As you become more aware of how powerfully and naturally you can develop your self, by working from the inside out, by standing in the centre of your self-perceptions and working from your core potential, it’s natural that you may find yourself wanting to help others to develop their potential as well. The fundamental challenge in trying to develop other people is the misconception that you need to fix them in some way so that they can fully realise their potential. It can be tempting to assume that everyone else is simply an imperfect copy of you that just needs a bit of tweaking and fixing in order to work properly.
This simplistic approach to developing another person, where you view them as a project to be fixed, can often lead to a fundamental disconnection between you both because it seems that the more that you try to help them, to fix them, the more that their behaviours diverge from the ideals that you have been prescribing. This outside-in approach is used by many coaches and mentors, where they try to fix their client’s behaviours as a way of avoiding engaging with their own development tensions. The client then becomes a proxy for the coach’s own development and no matter how well the client is doing, it is never good enough because the coach never actually engages with their own tensions.
Instead of working from the outside-in and unconsciously trying to change yourself by changing someone else, it is far more effective to develop another person by working from the inside-out, by connecting their inner world with your inner world. Rather than prescribing ideal behaviours when helping another person to develop, working from the inside-out involves asking powerful questions and creating meaningful conversations that really connect your inner worlds. As you step into these questions and conversations with another person, it can be easy to avoid any tension that emerges, simply quoting platitudes, euphemisms and jargon to each other.

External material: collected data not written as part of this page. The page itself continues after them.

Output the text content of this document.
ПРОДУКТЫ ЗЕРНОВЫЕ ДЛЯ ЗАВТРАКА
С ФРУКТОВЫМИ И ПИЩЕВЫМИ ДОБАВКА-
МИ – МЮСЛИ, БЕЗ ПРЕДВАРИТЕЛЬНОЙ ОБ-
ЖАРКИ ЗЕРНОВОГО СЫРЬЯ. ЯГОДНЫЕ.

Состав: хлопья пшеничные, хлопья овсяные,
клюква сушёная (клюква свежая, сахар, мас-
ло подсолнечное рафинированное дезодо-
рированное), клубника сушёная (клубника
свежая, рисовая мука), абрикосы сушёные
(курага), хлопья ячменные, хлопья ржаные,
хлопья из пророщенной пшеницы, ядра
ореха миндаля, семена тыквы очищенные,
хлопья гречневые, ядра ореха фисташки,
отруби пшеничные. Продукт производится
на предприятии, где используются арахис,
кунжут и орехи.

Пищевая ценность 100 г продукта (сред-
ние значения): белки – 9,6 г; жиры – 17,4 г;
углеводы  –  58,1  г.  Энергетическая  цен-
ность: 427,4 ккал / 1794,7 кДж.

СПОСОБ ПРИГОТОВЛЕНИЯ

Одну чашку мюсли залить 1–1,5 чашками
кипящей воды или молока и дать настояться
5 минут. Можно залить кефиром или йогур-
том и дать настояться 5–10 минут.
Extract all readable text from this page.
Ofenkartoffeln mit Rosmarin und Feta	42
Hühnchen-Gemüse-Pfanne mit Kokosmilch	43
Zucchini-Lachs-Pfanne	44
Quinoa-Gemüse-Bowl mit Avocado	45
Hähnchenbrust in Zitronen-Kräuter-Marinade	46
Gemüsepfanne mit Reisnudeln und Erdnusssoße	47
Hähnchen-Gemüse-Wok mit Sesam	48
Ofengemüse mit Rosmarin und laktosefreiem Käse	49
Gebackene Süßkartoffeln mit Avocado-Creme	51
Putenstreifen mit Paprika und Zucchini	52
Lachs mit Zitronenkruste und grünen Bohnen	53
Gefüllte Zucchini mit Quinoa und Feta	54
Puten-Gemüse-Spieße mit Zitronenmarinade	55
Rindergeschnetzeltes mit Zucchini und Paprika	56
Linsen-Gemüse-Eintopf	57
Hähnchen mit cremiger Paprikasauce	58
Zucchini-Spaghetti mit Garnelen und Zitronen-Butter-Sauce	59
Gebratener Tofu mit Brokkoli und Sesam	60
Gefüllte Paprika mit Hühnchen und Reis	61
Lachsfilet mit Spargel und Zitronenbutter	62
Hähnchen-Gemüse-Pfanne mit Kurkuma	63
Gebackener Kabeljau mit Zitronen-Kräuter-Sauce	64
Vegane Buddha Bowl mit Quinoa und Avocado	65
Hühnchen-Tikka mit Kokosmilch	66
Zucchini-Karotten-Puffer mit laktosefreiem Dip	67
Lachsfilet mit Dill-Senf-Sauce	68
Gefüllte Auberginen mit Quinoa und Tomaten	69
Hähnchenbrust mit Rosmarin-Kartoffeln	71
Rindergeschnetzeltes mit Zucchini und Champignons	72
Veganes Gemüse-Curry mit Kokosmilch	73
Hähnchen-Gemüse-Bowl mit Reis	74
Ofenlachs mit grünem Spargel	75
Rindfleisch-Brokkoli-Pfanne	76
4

So when I work with you to help you in developing other people, I show you how to positively engage with those tensions that will inevitably emerge along interpersonal boundaries between your mutual inner worlds. By identifying and naming those tensions, owning them and understanding your mutual contribution to them, and working with the choices that they offer, you actually create a stronger developmental connection between you, where you healthily use those tensions rather than trying to avoid them.
The reality is that to consistently and successfully develop other people, you have to work with that dynamic connection between you, which means that you also have to be continually developing yourself. The more skill that you are asking questions of yourself and developing your own self, the more purposeful and inspiring you will be asking questions of other people as you help them develop themselves.
When I work with you to develop other people, we work with those dynamic flowing connections, those feedforward–feedback loops, that enable you to ask the powerful questions and create the inspiring conversations that will really make a difference in your connections with other people. As we work with these interpersonal boundaries and navigate the tensions, which emerge, exist and evolve, you will find that you are not only developing another person but also developing a profounder understanding of your self.